En quoi consiste la méthode?
Le calcul des coûts de production permet l’analyse successive:
de la marge brute de la branche de production
du niveau des coûts de structure
de la rémunération effective du travail
Les coûts de production totaux intègrent l’ensemble des coûts réels, avec diverses clés de répartition possibles pour les charges de structure, ainsi que la prétention salariale de la famille exploitante à 28 fr./h et la rémunération théorique des capitaux propres à 0,75%. Ils permettent de rechercher le prix d’équilibre du lait et de se comparer à des références. L’outil permet aussi de connaître la rémunération réelle effective dans la branche de production laitière. Celle-ci s’élève en moyenne à 19 fr./h en plaine et à 13 fr./h en montagne.
Pourquoi calculer ses coûts de production?
La démarche d’analyse est en ellemême bénéfique, car elle permet de bien connaître ses résultats et de se les approprier, tout en mesurant les conséquences de ses choix techniques. On peut ensuite comparer ses propres coûts à ceux d’exploitations semblables, tous les résultats étant ramenés au litre de lait. On peut aussi s’interroger sur la cohérence entre résultats et objectifs et identifier des marges de manœuvre pour progresser, le but ultime étant d’optimiser ses marges et son revenu.

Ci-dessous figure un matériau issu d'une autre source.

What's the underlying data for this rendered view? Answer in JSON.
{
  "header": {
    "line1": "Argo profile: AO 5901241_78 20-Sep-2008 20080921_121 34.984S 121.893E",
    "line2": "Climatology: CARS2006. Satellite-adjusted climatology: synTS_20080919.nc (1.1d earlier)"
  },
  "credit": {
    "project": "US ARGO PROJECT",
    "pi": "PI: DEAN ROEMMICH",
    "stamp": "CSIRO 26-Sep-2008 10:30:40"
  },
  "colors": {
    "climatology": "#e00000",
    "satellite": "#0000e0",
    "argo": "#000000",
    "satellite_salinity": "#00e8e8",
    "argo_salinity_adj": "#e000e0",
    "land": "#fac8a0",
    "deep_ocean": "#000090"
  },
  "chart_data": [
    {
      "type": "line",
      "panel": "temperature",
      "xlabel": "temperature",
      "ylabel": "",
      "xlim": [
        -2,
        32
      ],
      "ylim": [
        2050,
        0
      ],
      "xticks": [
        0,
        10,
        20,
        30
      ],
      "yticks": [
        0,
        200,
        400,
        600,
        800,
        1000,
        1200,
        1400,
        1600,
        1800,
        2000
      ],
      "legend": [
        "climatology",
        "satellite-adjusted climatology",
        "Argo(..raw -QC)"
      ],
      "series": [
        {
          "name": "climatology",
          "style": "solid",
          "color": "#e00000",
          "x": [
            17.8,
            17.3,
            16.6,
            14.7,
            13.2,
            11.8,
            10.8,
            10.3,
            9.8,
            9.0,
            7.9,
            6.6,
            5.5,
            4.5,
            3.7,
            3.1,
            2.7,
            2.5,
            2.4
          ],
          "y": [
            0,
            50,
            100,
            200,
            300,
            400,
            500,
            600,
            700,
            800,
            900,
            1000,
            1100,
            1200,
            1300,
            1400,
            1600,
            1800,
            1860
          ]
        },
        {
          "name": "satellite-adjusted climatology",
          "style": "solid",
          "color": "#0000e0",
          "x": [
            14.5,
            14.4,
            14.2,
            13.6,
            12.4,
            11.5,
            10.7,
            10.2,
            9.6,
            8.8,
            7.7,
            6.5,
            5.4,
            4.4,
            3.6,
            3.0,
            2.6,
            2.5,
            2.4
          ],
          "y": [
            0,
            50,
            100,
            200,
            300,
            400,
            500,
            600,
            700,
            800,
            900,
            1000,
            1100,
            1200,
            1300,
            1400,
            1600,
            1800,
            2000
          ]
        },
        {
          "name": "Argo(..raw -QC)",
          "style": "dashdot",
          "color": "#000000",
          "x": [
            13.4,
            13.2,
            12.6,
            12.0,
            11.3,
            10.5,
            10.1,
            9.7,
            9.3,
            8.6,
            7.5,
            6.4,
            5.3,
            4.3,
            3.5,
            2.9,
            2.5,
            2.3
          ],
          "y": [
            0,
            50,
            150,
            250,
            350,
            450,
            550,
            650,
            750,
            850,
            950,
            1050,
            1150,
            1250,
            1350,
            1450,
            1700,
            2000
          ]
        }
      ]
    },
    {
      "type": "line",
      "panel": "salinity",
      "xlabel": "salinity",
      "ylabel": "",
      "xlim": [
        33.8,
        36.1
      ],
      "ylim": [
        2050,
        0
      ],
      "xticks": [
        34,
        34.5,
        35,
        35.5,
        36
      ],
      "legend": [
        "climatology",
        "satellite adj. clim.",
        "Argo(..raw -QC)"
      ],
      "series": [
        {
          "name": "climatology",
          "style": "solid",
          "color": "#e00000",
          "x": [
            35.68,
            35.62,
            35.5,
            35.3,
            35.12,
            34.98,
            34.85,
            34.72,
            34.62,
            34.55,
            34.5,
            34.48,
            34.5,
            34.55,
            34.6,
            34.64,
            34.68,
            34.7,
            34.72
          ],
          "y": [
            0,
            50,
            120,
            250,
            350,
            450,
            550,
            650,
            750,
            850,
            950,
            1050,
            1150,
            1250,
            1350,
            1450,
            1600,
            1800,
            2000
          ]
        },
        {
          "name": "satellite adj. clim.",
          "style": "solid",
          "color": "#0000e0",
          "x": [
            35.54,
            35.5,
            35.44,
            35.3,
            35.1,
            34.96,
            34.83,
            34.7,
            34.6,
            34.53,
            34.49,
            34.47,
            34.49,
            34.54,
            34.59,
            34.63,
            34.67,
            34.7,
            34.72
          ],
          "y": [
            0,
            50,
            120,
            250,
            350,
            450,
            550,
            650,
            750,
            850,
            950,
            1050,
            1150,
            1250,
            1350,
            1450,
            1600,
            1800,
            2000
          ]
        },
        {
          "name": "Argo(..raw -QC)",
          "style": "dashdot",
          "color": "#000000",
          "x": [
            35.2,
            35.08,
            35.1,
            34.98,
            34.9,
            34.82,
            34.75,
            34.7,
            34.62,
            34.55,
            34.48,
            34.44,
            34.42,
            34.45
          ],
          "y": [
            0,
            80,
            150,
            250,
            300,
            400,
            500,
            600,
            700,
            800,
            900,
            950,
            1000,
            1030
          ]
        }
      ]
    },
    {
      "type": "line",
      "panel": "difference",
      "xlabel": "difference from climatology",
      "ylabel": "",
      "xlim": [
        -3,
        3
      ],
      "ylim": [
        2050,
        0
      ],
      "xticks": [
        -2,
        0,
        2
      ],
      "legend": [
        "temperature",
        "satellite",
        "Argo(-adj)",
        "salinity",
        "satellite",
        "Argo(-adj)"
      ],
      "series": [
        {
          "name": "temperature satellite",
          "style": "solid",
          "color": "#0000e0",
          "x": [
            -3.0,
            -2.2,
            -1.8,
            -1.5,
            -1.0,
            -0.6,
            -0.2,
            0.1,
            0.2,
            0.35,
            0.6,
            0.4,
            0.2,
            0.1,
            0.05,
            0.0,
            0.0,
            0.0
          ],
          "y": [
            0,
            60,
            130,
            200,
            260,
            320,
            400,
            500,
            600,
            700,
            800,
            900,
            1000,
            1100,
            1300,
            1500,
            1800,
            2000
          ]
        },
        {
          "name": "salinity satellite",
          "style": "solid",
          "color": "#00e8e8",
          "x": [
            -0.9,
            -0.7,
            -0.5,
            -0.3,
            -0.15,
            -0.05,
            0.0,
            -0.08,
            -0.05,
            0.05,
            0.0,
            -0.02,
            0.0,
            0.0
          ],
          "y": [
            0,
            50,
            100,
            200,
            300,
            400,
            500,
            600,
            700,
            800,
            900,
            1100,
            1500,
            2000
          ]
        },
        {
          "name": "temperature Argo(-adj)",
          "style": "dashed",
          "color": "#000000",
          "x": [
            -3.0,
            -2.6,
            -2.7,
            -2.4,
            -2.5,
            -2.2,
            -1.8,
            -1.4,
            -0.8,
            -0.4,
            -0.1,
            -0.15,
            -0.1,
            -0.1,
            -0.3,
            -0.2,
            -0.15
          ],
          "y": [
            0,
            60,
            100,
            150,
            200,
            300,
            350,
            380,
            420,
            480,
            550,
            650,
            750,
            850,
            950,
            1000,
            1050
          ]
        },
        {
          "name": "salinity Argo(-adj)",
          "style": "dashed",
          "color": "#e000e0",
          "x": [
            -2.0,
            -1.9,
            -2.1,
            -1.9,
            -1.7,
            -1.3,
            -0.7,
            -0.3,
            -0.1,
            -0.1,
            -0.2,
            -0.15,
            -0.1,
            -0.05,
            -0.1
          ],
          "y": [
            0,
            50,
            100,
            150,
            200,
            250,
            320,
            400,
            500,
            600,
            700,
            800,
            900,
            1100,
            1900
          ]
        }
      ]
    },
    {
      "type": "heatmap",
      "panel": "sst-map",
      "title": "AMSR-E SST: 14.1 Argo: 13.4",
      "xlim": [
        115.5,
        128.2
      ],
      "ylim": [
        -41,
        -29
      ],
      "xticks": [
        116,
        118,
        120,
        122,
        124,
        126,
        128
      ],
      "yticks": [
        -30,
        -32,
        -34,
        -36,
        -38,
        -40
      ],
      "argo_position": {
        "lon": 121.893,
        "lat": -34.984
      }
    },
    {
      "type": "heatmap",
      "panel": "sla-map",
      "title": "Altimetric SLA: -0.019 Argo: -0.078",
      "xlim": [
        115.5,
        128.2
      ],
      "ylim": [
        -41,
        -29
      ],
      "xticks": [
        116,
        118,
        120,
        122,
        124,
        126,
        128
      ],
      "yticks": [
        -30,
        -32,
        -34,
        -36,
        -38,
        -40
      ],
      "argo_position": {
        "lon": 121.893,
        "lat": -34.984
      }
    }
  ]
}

Une grande disparité dans les résultats
L’évolution des coûts de production sur plusieurs années démontre des fluctuations avec toutefois une constante: des coûts calculés en montagne bien supérieurs à ceux calculés en plaine (graphique 1). Ce résultat s’explique surtout par une différence marquée au niveau des coûts de structure réels et calculés, en lien avec la quantité de lait produite en plaine et en montagne. En effet, pour un nombre moyen d’heures de travail consacrées au troupeau et aux surfaces fourragères quasiment identique, soit 4062 h/an en plaine et 4012 h/an en montagne, la quantité moyenne de lait vendue par exploitation est deux fois supérieure en plaine (tableau Centres de coûts en production laitière en plaine et en montagne). La dilution des coûts de structure y est donc plus importante.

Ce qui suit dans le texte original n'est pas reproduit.